I’ve been feeling guilty lately over my reading habits. Mainly the habit of never reading anything my brother asks me to read. His taste, however, is sometimes questionable. He’s sent me three copies of Stranger in a Strange Land because he keeps forgetting that he gives it to me. I think I’m the only person in the universe who really doesn’t like that book. He’s also trying to get me to read the Repair Man Jack series, but I just don’t have the time. And the Dark Tower series, which I have no interest in. However, I finally took one of his recommendations and read Feed by Mira Grant.
Grant’s world building in Feed is phenomenal, and because our point of view characters are news bloggers, huge swathes of world information don’t feel like info dumps. Every chapter ends with an informative and opinionated entry from one of characters’ personal blogs, and the info there feels natural. Feed is a zombie book, but the zombies aren’t the real story. In fact, the zombies aren’t really zombies at all – they suffer from the amplified form of the Kellis-Amberlee virus, which Grant explains in fascinating detail in character blog entries. These zombies can bite and infect and they are a danger, but this is a novel about personal interaction and political intrigue, after the zombie apocalypse has come and been mostly contained.
Georgia, Shaun, and Buffy are independent bloggers. In the post Kellis-Amberlee world, network news is no longer trusted. News networks dropped the ball on the zombie uprising and declared it a hoax before everyone involved got eaten. People all over the world learned to survive and fight back from bits of information shared here and there across the Internet, most of it based on Romero films. In fact, George Romero has been elevated to world savior in Feed.
The year is 2040 and Georgia, Shaun, and Buffy have been chosen to follow the political campaign of Senator Peter Ryman as he runs for president. This aspect of Feed is amazing. The politics of living with zombies are entirely fleshed out (no pun intended – or maybe it was). For example, the death penalty is no longer used as punishment except in cases of bioterrorism. Because killing someone would cause the virus to amplify and then that undead criminal would rise and infect the hell out of anyone within range. There’s also a political war being waged over the right to own pets, since any mammal over 40 pounds can succumb to the virus and pass it on to human and animal alike. Wouldn’t that be shit if your beloved golden lab went viral and ate your whole family?
The people of Feed have survived and rebuilt and moved on and life post zombie apocalypse is unique. Feed is not your typical “omg running from zombies!” story. I don’t have enough good things to say about Grant’s world building skill. However, world building alone does not make a great novel.
While Grant’s world building skills are great, her character development is almost nonexistent. Grant substitutes snark for substance. The three main characters, Georgia, Shaun, and Buffy, all speak with the same sarcastic, irreverent voice that never, ever lets up with the cutting witticisms. And after page upon page of them, they stop being witticisms and start being major annoyances. I know that all three characters are supposed to be young and hip, but making them snarky is not the same as giving them personalities.

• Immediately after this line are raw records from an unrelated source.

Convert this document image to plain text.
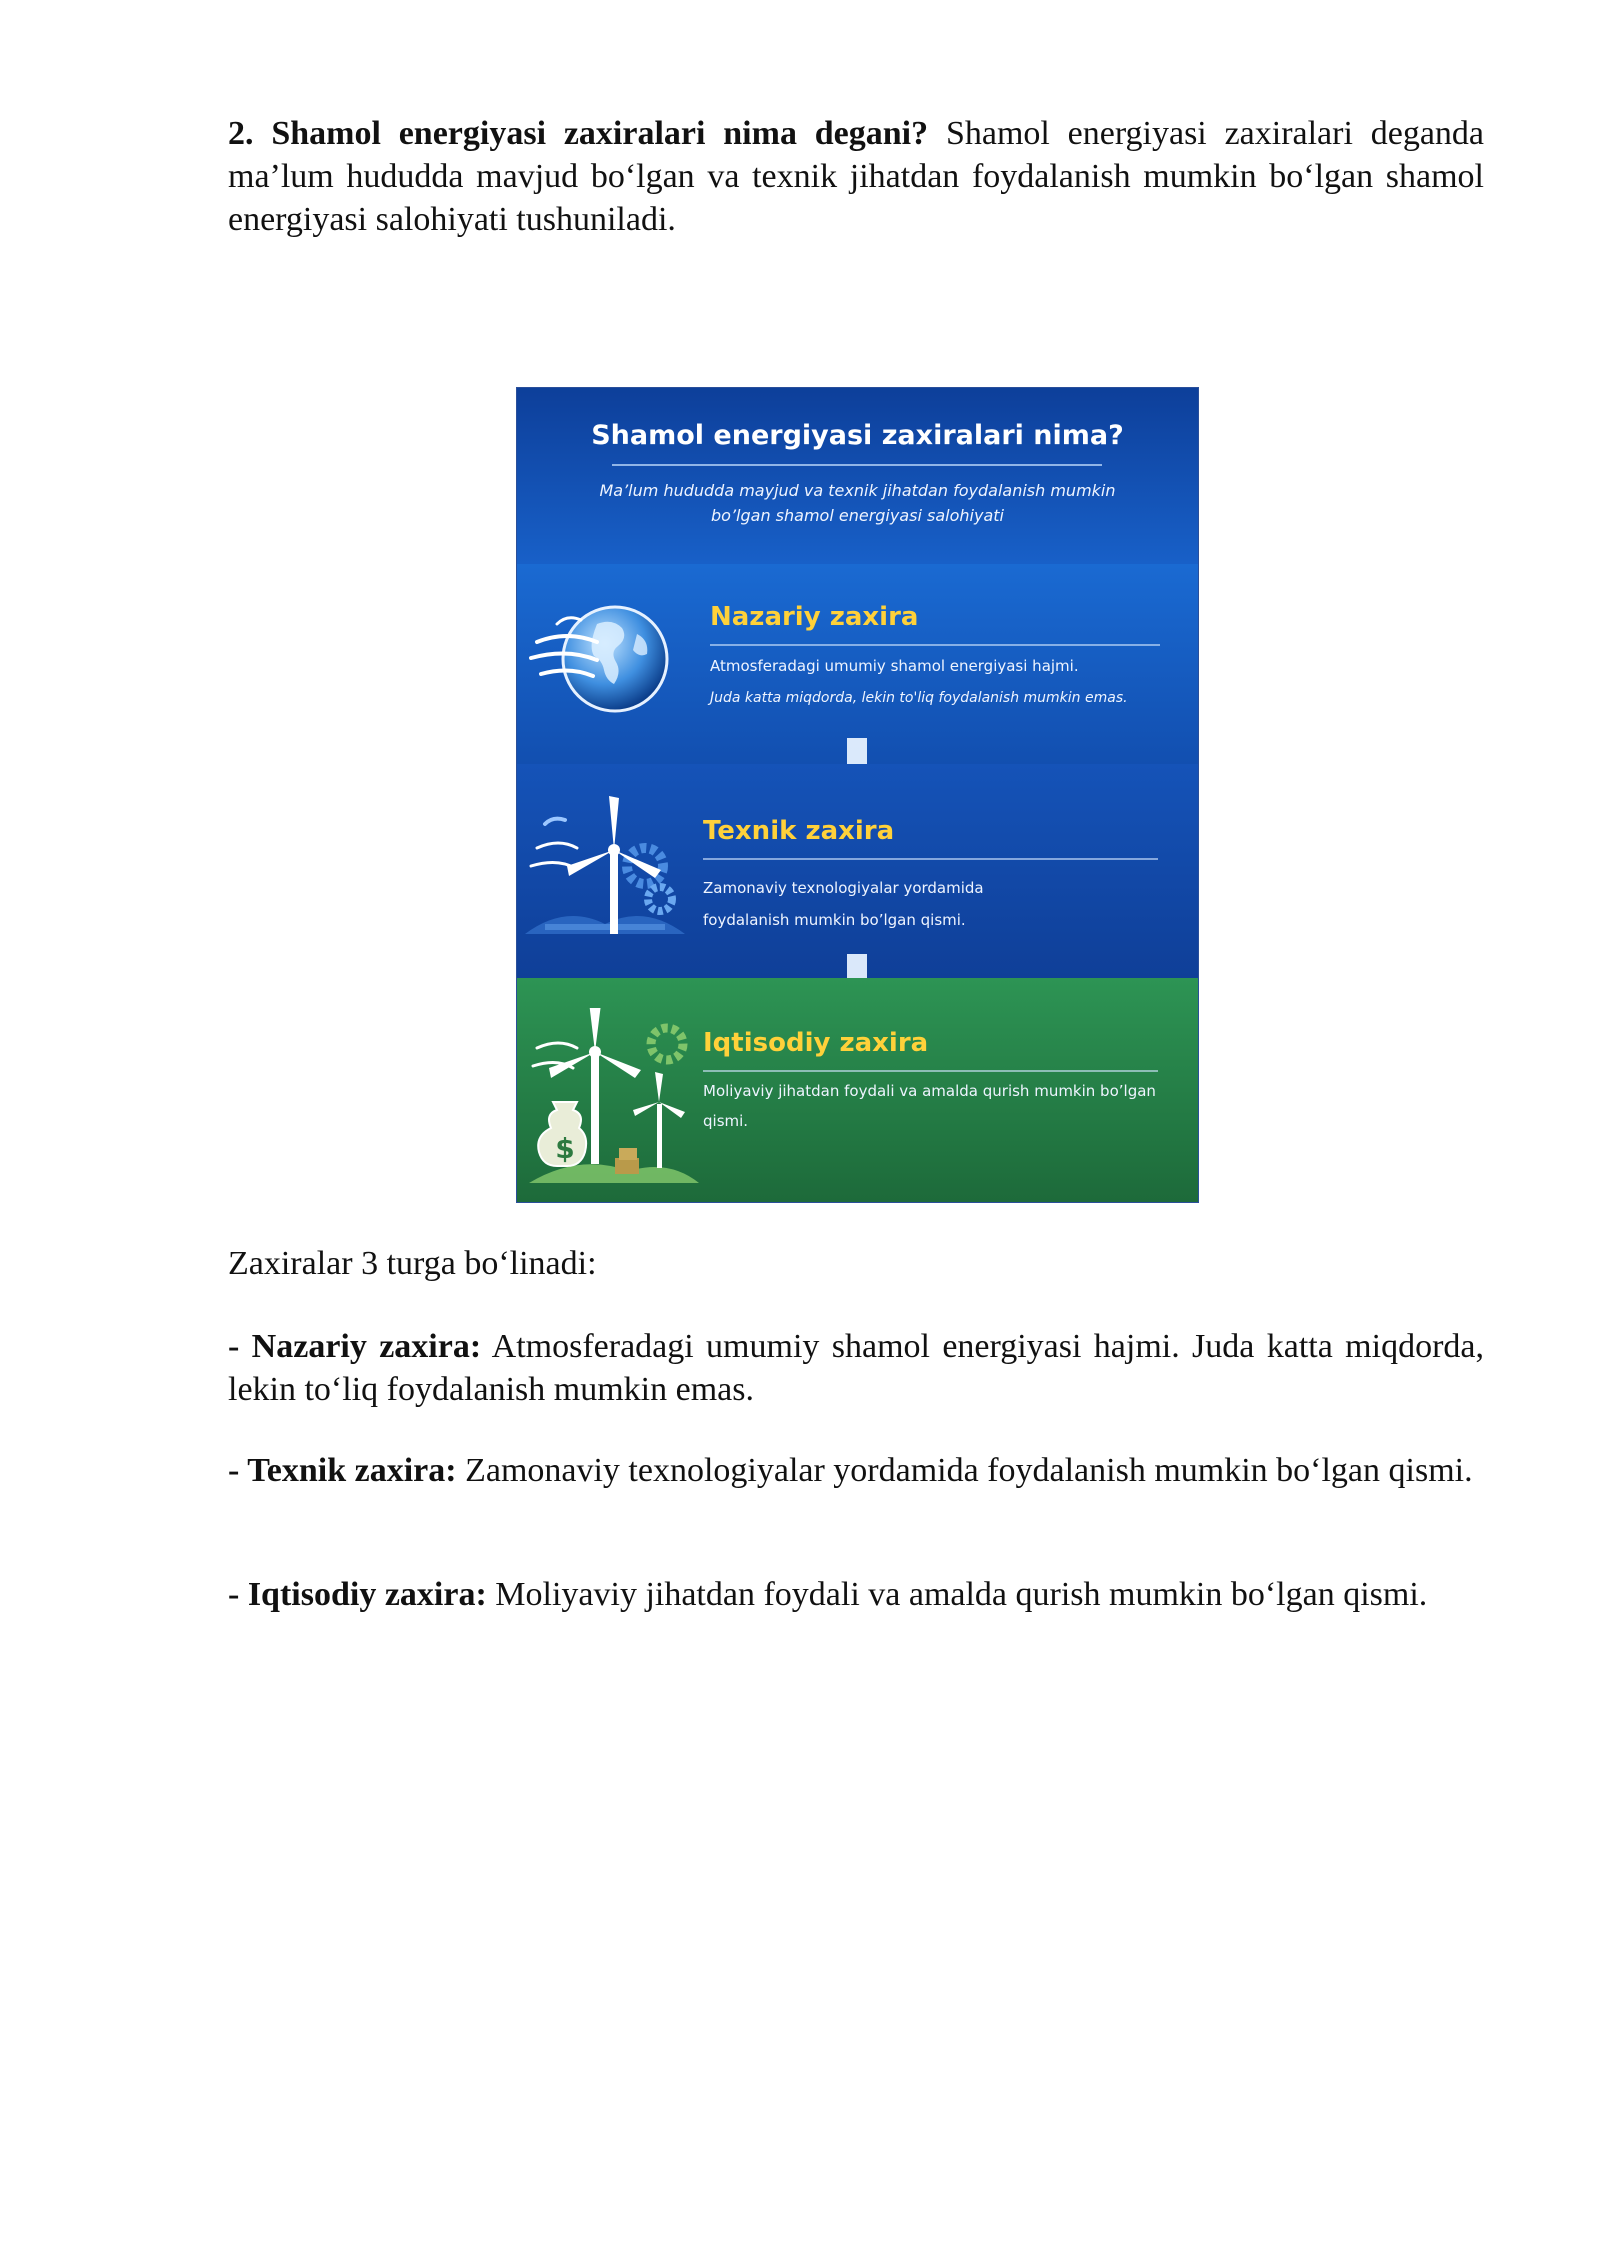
2. Shamol energiyasi zaxiralari nima degani? Shamol energiyasi zaxiralari deganda ma’lum hududda mavjud bo‘lgan va texnik jihatdan foydalanish mumkin bo‘lgan shamol energiyasi salohiyati tushuniladi.

Shamol energiyasi zaxiralari nima?

Ma’lum hududda mayjud va texnik jihatdan foydalanish mumkin bo’lgan shamol energiyasi salohiyati

Nazariy zaxira

Atmosferadagi umumiy shamol energiyasi hajmi.

Juda katta miqdorda, lekin to'liq foydalanish mumkin emas.

Texnik zaxira

Zamonaviy texnologiyalar yordamida

foydalanish mumkin bo’lgan qismi.

$

Iqtisodiy zaxira

Moliyaviy jihatdan foydali va amalda qurish mumkin bo’lgan

qismi.

Zaxiralar 3 turga bo‘linadi:

- Nazariy zaxira: Atmosferadagi umumiy shamol energiyasi hajmi. Juda katta miqdorda, lekin to‘liq foydalanish mumkin emas.

- Texnik zaxira: Zamonaviy texnologiyalar yordamida foydalanish mumkin bo‘lgan qismi.

- Iqtisodiy zaxira: Moliyaviy jihatdan foydali va amalda qurish mumkin bo‘lgan qismi.
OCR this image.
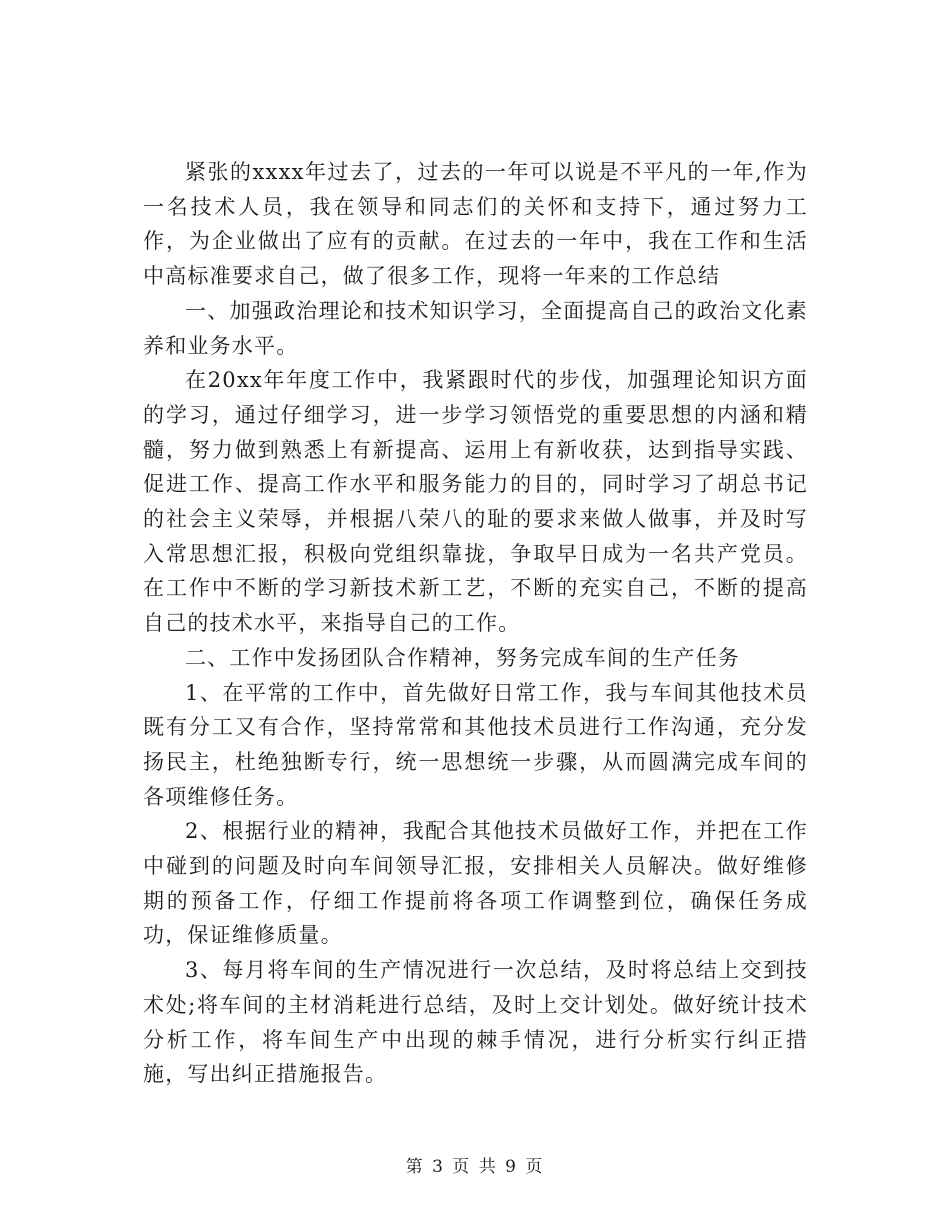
紧张的xxxx年过去了，过去的一年可以说是不平凡的一年,作为一名技术人员，我在领导和同志们的关怀和支持下，通过努力工作，为企业做出了应有的贡献。在过去的一年中，我在工作和生活中高标准要求自己，做了很多工作，现将一年来的工作总结

一、加强政治理论和技术知识学习，全面提高自己的政治文化素养和业务水平。

在20xx年年度工作中，我紧跟时代的步伐，加强理论知识方面的学习，通过仔细学习，进一步学习领悟党的重要思想的内涵和精髓，努力做到熟悉上有新提高、运用上有新收获，达到指导实践、促进工作、提高工作水平和服务能力的目的，同时学习了胡总书记的社会主义荣辱，并根据八荣八的耻的要求来做人做事，并及时写入常思想汇报，积极向党组织靠拢，争取早日成为一名共产党员。在工作中不断的学习新技术新工艺，不断的充实自己，不断的提高自己的技术水平，来指导自己的工作。

二、工作中发扬团队合作精神，努务完成车间的生产任务

1、在平常的工作中，首先做好日常工作，我与车间其他技术员既有分工又有合作，坚持常常和其他技术员进行工作沟通，充分发扬民主，杜绝独断专行，统一思想统一步骤，从而圆满完成车间的各项维修任务。

2、根据行业的精神，我配合其他技术员做好工作，并把在工作中碰到的问题及时向车间领导汇报，安排相关人员解决。做好维修期的预备工作，仔细工作提前将各项工作调整到位，确保任务成功，保证维修质量。

3、每月将车间的生产情况进行一次总结，及时将总结上交到技术处;将车间的主材消耗进行总结，及时上交计划处。做好统计技术分析工作，将车间生产中出现的棘手情况，进行分析实行纠正措施，写出纠正措施报告。

第 3 页 共 9 页
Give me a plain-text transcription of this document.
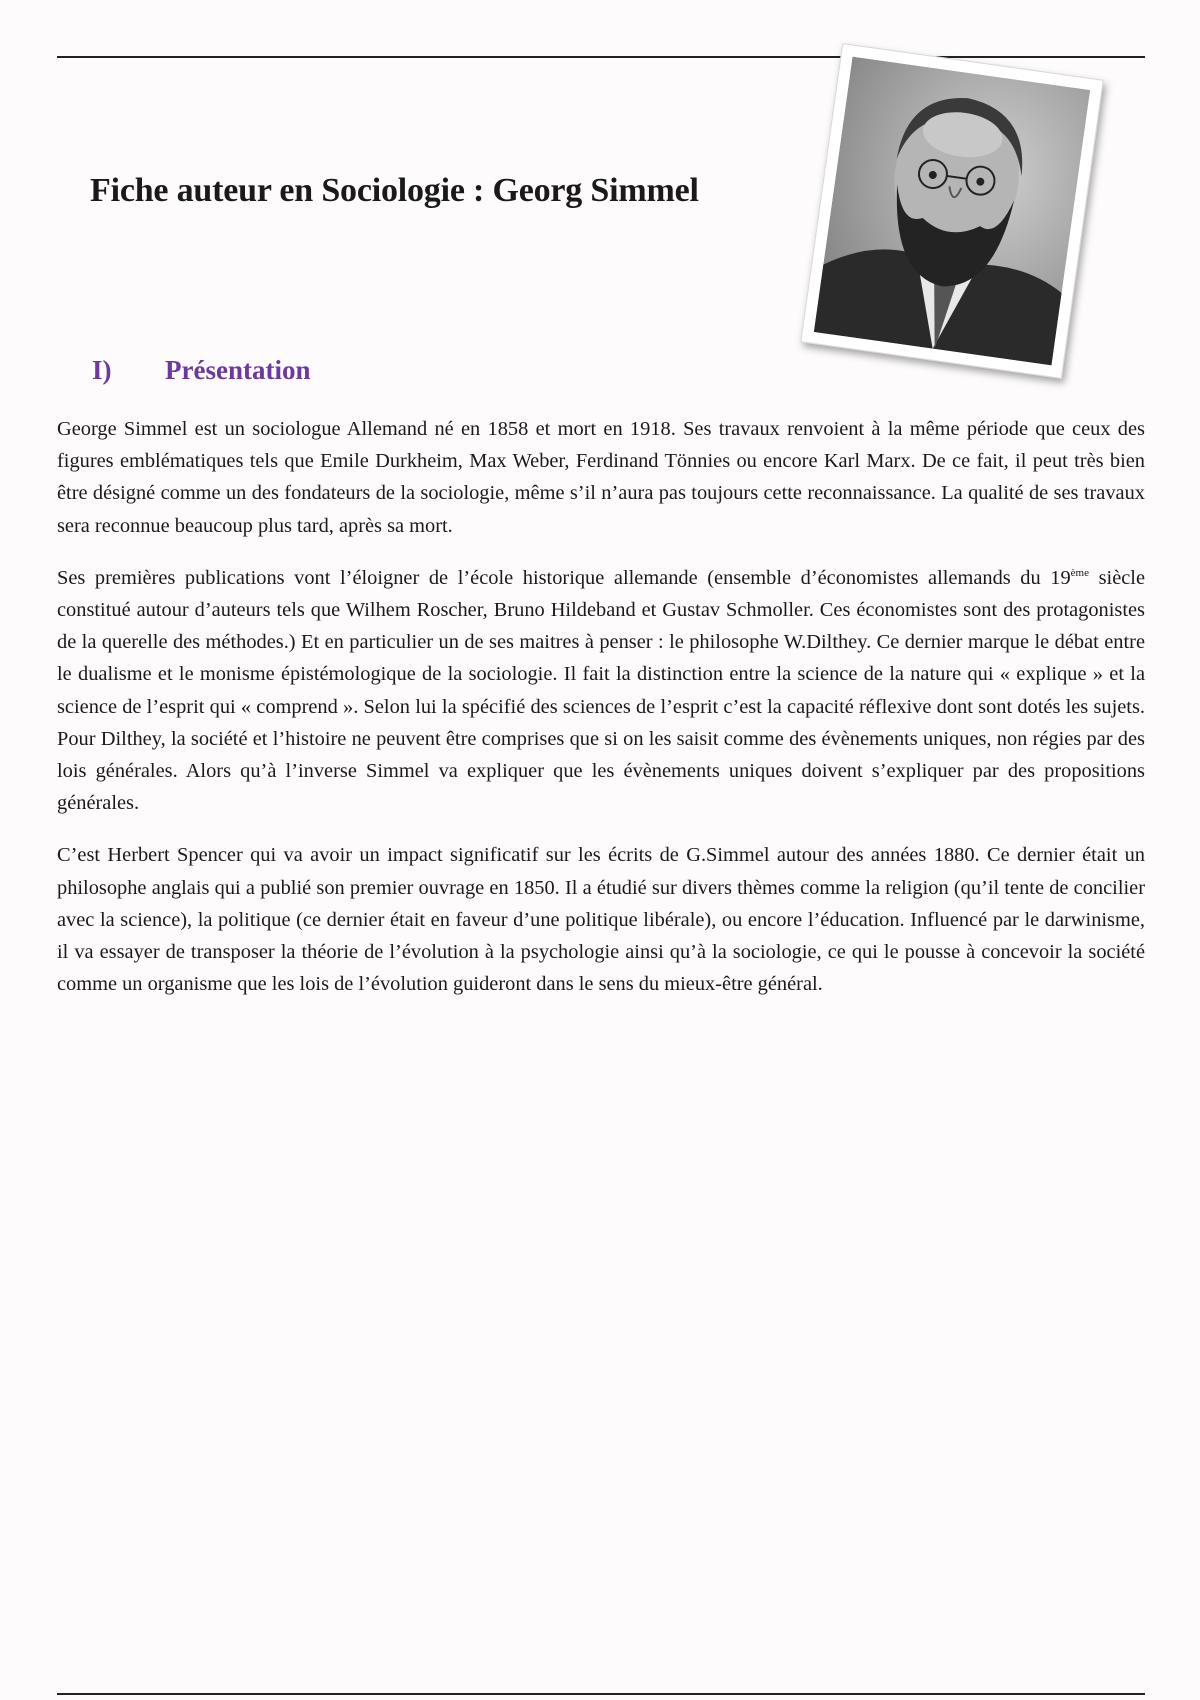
Fiche auteur en Sociologie : Georg Simmel
I)	Présentation

George Simmel est un sociologue Allemand né en 1858 et mort en 1918. Ses travaux renvoient à la même période que ceux des figures emblématiques tels que Emile Durkheim, Max Weber, Ferdinand Tönnies ou encore Karl Marx. De ce fait, il peut très bien être désigné comme un des fondateurs de la sociologie, même s’il n’aura pas toujours cette reconnaissance. La qualité de ses travaux sera reconnue beaucoup plus tard, après sa mort.

Ses premières publications vont l’éloigner de l’école historique allemande (ensemble d’économistes allemands du 19ème siècle constitué autour d’auteurs tels que Wilhem Roscher, Bruno Hildeband et Gustav Schmoller. Ces économistes sont des protagonistes de la querelle des méthodes.) Et en particulier un de ses maitres à penser : le philosophe W.Dilthey. Ce dernier marque le débat entre le dualisme et le monisme épistémologique de la sociologie. Il fait la distinction entre la science de la nature qui « explique » et la science de l’esprit qui « comprend ». Selon lui la spécifié des sciences de l’esprit c’est la capacité réflexive dont sont dotés les sujets. Pour Dilthey, la société et l’histoire ne peuvent être comprises que si on les saisit comme des évènements uniques, non régies par des lois générales. Alors qu’à l’inverse Simmel va expliquer que les évènements uniques doivent s’expliquer par des propositions générales.

C’est Herbert Spencer qui va avoir un impact significatif sur les écrits de G.Simmel autour des années 1880. Ce dernier était un philosophe anglais qui a publié son premier ouvrage en 1850. Il a étudié sur divers thèmes comme la religion (qu’il tente de concilier avec la science), la politique (ce dernier était en faveur d’une politique libérale), ou encore l’éducation. Influencé par le darwinisme, il va essayer de transposer la théorie de l’évolution à la psychologie ainsi qu’à la sociologie, ce qui le pousse à concevoir la société comme un organisme que les lois de l’évolution guideront dans le sens du mieux-être général.
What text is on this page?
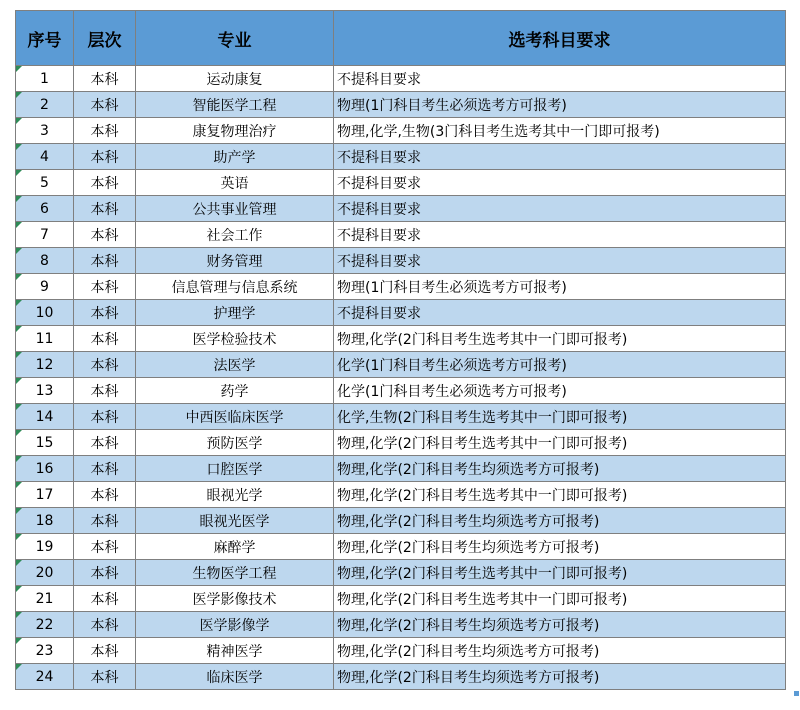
序号	层次	专业	选考科目要求
1	本科	运动康复	不提科目要求
2	本科	智能医学工程	物理(1门科目考生必须选考方可报考)
3	本科	康复物理治疗	物理,化学,生物(3门科目考生选考其中一门即可报考)
4	本科	助产学	不提科目要求
5	本科	英语	不提科目要求
6	本科	公共事业管理	不提科目要求
7	本科	社会工作	不提科目要求
8	本科	财务管理	不提科目要求
9	本科	信息管理与信息系统	物理(1门科目考生必须选考方可报考)
10	本科	护理学	不提科目要求
11	本科	医学检验技术	物理,化学(2门科目考生选考其中一门即可报考)
12	本科	法医学	化学(1门科目考生必须选考方可报考)
13	本科	药学	化学(1门科目考生必须选考方可报考)
14	本科	中西医临床医学	化学,生物(2门科目考生选考其中一门即可报考)
15	本科	预防医学	物理,化学(2门科目考生选考其中一门即可报考)
16	本科	口腔医学	物理,化学(2门科目考生均须选考方可报考)
17	本科	眼视光学	物理,化学(2门科目考生选考其中一门即可报考)
18	本科	眼视光医学	物理,化学(2门科目考生均须选考方可报考)
19	本科	麻醉学	物理,化学(2门科目考生均须选考方可报考)
20	本科	生物医学工程	物理,化学(2门科目考生选考其中一门即可报考)
21	本科	医学影像技术	物理,化学(2门科目考生选考其中一门即可报考)
22	本科	医学影像学	物理,化学(2门科目考生均须选考方可报考)
23	本科	精神医学	物理,化学(2门科目考生均须选考方可报考)
24	本科	临床医学	物理,化学(2门科目考生均须选考方可报考)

Georgia and Shawn are especially offensive as they have this weird sibling/significant other relationship (they were both adopted, so no shared blood) that makes them one character in two bodies. Georgia is defined by her love of the truth and co-dependence on Shawn. Shawn is defined by his love of “poking dead things with sticks” (a phrase used in Feed ad-nauseam) and his co-dependence on Georgia. Out of the three main characters, Buffy is the most interesting as she still has a serious grasp on religion in this world of the undead. However, this is only mentioned in passing and then used as a cheap plot device later.
There isn’t a whole lot more that I can say about character without spoiling some major plot points that you really don’t want spoiled. Grant has guts in terms of her characters. She’s not afraid to abuse them. Deadline, the sequel to Feed, deals with the aftermath of some of this abuse. And that’s all I can say.
The bottom line here is that this book was worth reading for the world building, but the annoying character voices almost made me put it down a number of times. I also think the major twist at the end would have been more effective if the novel had been told from Shaun’s POV throughout instead of Georgia’s. But anyway, check this out. If you want a fresh take on the zombie apocalypse and can get past the unrelenting snarky irreverence, you’ll have a great time with Feed.